Voici l’article de la Nouvelle République du 18 juillet qui s’est intéressé au Centre opérationnel de la Région Centre, le COP. Le “ Centre opérationnel proximité ” (TER, corails) à Tours doit “ encaisser ” et gérer tout ce qui peut arrêter les trains : météo, accidents, incidents, pannes…

Mickaël Lepennetier au Centre opérationnel proximité à Tours (TER et corails), dans l’ombre de la gare publique. – (Photo NR)

 

 

Comme le dit Mickaël Lepennetier, « il faut encaisser » tous les petits et grands évènements, les « aléas » qui peuvent ralentir ou arrêter les trains. Le chef du Centre opérationnel proximité, le « COP », évalue à une cinquantaine les pépins qui lui tombent sur la tête au quotidien, dans la région Centre.

Et, avec une dose d’humour, il ajoute, ayant ses grands écrans sous les yeux : « Quand tout va bien, on n’a rien à faire. Mais ça n’arrive jamais ! » L’objectif, en cas de coup dur, est « d’isoler le mal pour qu’il ne se propage pas à d’autres trains. On est vite victime de l’effet papillon. » Effet papillon ou phénomène du château de cartes. Un grain de sable, et tout s’enraye.
Avec une grève, prévue, « on s’adapte », on programme en amont, une, deux journées avant : « On fait appel à des cars. » Le plus difficile est de répondre à l’urgence, à l’imprévu. Et dieu sait qu’il s’en passe des choses pas très catholiques dans les trains et sur les voies : un conducteur malade, une voyageuse enceinte sur le point d’accoucher, des animaux percutés, des arbres tombés, accidents et suicides, impacts de plombs, de pierres dans les vitres, des pannes de clim, de caténaires, gel l’hiver, chaleurs extrêmes l’été, et même les feuilles mortes à l’automne « qui graissent le rail et font patiner le matériel », sans parler des bagarres et autres incivilités.
Plus grave encore.
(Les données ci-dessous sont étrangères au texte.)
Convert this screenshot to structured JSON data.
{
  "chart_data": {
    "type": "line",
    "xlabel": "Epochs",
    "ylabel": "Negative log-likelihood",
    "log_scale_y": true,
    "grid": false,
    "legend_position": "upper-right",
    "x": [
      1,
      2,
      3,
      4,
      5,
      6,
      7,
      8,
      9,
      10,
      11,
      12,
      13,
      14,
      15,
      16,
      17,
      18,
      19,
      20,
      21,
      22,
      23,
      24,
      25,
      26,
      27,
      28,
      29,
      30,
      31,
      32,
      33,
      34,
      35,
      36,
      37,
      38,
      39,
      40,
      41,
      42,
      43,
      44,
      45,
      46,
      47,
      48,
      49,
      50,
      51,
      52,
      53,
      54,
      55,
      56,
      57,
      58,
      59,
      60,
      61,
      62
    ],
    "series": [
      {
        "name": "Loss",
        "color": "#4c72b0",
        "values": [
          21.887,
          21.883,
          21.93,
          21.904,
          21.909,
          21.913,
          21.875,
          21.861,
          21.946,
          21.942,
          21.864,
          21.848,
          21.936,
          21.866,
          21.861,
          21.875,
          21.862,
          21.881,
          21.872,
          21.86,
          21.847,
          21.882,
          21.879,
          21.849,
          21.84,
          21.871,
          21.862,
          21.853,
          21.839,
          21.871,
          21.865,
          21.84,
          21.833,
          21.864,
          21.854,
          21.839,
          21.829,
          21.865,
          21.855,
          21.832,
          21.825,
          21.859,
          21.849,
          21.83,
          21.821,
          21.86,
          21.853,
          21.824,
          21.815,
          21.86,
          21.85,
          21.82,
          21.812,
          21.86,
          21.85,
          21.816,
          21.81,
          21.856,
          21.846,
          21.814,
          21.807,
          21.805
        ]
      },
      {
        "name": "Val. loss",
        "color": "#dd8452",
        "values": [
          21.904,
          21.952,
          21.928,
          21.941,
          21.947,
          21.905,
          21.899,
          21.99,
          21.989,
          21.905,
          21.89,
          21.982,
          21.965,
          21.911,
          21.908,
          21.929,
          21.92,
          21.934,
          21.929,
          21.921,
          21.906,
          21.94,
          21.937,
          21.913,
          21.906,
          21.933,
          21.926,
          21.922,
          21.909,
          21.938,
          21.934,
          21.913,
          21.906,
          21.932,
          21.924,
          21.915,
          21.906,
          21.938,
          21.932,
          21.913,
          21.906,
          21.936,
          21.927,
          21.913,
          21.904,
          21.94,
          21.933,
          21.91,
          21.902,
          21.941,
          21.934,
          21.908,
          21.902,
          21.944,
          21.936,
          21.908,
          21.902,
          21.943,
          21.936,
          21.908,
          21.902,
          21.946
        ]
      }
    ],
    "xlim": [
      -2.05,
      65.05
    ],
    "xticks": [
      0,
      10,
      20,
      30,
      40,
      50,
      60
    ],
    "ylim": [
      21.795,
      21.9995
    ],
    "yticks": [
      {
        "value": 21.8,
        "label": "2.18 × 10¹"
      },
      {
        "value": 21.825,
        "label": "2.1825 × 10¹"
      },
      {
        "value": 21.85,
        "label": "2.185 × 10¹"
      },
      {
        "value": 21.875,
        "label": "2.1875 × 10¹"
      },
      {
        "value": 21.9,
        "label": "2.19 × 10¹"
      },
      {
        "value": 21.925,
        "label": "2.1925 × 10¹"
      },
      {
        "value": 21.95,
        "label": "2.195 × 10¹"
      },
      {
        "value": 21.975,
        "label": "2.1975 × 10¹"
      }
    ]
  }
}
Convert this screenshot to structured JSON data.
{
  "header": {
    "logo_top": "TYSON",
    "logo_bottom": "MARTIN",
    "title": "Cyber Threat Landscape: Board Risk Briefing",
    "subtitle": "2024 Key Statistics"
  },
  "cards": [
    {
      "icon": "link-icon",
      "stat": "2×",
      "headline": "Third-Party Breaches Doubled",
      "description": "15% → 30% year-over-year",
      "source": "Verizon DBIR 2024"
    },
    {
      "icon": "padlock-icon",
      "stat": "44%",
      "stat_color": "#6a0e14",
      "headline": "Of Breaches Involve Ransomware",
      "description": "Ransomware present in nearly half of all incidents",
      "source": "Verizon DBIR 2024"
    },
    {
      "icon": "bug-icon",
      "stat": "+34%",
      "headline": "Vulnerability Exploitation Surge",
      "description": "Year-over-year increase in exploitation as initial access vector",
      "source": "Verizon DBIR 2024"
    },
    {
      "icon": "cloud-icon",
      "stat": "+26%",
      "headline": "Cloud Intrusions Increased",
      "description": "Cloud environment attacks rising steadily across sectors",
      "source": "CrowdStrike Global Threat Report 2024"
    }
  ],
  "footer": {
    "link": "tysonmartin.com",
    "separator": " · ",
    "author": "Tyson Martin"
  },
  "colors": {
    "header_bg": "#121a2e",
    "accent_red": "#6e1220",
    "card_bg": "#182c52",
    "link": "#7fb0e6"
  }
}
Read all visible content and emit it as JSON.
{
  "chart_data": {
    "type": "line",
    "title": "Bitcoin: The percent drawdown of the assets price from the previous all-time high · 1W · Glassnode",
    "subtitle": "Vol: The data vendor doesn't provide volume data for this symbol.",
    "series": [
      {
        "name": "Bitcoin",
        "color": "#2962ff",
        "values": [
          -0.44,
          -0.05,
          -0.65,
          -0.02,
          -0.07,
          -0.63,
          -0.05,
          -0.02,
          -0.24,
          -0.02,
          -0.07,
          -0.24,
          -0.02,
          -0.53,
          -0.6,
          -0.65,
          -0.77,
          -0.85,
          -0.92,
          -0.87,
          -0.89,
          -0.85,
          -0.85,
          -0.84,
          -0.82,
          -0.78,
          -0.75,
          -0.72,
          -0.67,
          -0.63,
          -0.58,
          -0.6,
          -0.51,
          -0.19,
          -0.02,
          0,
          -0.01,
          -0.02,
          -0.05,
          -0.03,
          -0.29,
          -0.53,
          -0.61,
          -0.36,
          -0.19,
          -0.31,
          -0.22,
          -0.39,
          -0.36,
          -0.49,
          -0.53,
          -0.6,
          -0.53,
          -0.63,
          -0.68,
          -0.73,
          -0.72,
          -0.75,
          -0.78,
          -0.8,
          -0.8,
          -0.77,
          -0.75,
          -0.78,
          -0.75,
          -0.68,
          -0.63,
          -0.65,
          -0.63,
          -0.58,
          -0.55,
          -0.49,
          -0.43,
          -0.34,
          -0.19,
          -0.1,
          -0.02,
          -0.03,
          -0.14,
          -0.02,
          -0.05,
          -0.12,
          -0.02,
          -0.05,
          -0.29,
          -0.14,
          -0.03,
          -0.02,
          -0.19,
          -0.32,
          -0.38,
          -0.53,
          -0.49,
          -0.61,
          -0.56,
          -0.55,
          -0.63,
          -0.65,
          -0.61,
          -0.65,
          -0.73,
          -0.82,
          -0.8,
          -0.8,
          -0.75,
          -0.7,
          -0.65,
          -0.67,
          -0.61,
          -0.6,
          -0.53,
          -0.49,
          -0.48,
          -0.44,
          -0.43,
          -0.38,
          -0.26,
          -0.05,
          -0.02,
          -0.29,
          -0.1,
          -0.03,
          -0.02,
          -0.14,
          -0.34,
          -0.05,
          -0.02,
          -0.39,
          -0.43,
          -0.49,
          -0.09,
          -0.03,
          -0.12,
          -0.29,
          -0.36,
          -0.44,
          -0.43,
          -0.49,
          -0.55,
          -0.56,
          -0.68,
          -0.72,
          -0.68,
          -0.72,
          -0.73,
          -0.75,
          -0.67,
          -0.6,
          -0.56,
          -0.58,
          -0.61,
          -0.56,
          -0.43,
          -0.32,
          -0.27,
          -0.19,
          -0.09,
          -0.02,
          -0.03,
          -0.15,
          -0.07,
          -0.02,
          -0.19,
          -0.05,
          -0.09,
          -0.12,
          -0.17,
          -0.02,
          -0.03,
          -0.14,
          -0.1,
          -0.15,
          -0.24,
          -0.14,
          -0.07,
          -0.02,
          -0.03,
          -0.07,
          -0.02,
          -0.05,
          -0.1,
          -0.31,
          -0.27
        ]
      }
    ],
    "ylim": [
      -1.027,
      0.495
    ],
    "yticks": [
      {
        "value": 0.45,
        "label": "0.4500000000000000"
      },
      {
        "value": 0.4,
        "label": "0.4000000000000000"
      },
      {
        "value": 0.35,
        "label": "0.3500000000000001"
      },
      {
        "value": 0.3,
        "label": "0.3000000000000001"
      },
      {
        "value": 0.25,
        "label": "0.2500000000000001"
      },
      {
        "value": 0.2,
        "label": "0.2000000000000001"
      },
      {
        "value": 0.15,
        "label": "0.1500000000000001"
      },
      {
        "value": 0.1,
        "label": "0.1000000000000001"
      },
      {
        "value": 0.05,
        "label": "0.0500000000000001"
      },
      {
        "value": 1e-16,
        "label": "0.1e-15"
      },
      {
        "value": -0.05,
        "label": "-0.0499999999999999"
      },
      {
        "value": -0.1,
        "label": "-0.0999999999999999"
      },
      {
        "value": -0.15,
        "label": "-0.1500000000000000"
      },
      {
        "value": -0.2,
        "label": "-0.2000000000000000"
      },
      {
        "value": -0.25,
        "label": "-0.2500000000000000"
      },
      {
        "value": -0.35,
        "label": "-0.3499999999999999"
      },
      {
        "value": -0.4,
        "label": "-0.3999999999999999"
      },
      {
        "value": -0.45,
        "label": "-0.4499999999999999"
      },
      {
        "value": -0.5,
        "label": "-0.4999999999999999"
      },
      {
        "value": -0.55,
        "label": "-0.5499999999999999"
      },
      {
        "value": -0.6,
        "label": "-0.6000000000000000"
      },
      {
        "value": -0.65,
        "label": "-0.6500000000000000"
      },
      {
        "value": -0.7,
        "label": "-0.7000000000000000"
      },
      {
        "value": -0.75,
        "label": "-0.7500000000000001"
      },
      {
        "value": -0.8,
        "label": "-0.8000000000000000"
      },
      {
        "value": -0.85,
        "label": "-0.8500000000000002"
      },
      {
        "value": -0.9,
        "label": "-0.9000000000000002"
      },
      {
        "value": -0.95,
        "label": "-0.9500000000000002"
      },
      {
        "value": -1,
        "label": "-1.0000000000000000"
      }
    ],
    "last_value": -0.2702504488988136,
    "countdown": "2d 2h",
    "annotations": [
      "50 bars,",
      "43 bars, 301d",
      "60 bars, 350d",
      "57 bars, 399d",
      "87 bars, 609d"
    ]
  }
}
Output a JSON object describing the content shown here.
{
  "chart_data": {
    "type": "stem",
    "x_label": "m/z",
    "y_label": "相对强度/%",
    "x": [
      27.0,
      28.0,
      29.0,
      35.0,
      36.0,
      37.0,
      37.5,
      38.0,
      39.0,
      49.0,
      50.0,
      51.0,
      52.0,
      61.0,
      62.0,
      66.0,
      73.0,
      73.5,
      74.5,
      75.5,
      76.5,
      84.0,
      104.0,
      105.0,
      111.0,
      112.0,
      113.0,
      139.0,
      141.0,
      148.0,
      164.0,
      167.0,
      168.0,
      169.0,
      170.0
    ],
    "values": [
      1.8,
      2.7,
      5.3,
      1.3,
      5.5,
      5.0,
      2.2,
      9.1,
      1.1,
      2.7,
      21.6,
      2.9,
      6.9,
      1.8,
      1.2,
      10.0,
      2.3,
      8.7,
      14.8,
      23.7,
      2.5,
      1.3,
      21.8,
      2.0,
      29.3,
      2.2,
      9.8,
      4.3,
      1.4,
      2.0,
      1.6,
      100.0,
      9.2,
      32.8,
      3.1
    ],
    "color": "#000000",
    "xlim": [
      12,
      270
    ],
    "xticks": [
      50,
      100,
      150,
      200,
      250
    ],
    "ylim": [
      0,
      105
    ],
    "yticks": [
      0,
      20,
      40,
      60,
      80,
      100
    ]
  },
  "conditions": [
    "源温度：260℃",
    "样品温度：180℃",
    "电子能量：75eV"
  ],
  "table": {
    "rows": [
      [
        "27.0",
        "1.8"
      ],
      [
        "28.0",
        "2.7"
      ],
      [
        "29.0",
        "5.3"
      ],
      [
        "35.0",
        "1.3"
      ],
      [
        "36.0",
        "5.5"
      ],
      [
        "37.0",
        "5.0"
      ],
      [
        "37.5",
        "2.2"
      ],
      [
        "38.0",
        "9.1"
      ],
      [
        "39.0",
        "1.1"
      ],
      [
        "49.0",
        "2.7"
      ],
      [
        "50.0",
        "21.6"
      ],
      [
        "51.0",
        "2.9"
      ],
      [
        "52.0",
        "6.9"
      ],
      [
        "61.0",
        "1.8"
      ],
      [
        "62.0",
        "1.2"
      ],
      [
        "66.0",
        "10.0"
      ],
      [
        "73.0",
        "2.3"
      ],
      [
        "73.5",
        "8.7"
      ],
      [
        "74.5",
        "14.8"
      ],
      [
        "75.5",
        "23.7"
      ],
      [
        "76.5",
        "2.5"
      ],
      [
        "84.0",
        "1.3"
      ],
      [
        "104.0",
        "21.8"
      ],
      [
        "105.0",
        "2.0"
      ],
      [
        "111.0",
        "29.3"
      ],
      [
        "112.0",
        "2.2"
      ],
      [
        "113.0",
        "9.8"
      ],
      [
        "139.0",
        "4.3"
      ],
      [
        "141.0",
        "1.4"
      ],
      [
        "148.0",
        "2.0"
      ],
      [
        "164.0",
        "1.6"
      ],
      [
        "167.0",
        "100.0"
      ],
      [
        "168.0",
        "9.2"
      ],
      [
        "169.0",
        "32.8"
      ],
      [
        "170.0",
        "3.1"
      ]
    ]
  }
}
Mickaël Lepennetier se souvient des inondations de juin 2016 : « Cela a duré trois semaines entre Tours et Vierzon. Dans ce cas, les voies se dérobent. On fait appel, là aussi, aux transporteurs de cars, mais ils n’ont pas toujours de chauffeurs disponibles. » Pire encore, il n’« oubliera jamais » le fameux colis abandonné (on ne parle plus d’alerte à la bombe) de septembre 2016 en gare de Tours : « Évacuation puis fermeture de la gare, l’horreur pour nous ! Dans ces moments-là, le COP bouillonne, est en effervescence. »
Les priorités ? « Gérer au mieux les moyens matériels sollicités, limiter les trains en ligne, les retards, informer et prendre en charge les voyageurs, les alimenter en bouteilles d’eau et plateau-repas si besoin. » Il faut faire vite et bien.

Comment ça marche ?

> Le Centre opérationnel de proximité s’occupe des TER et intercités (les trains d’équilibre du territoire, les TET en jargon SNCF). A noter qu’au 1er janvier 2018, la région Centre-Val de Loire, autorité organisatrice, récupère les intercités. Un TER roule en moyenne à 150 km/heure.
> Le COP doit agir en fonction d’un plan de transport connu à J – 7. Il gère les moyens, la circulation des trains et informe les voyageurs à partir d’un plateau technique et informatique situé à la direction régionale SNCF en gare de Tours.
> Le COP fonctionne en 3X8 ou 2X8, 24 heures sur 24, tous les jours, avec une bonne trentaine d’agents sur place. Il doit faire face à une cinquantaine d’aléas au quotidien sur ses 300 trains en région. Il y a plus d’une centaine de chocs déclarés par an avec des animaux, sangliers, cervidés, en région, chiffre en augmentation.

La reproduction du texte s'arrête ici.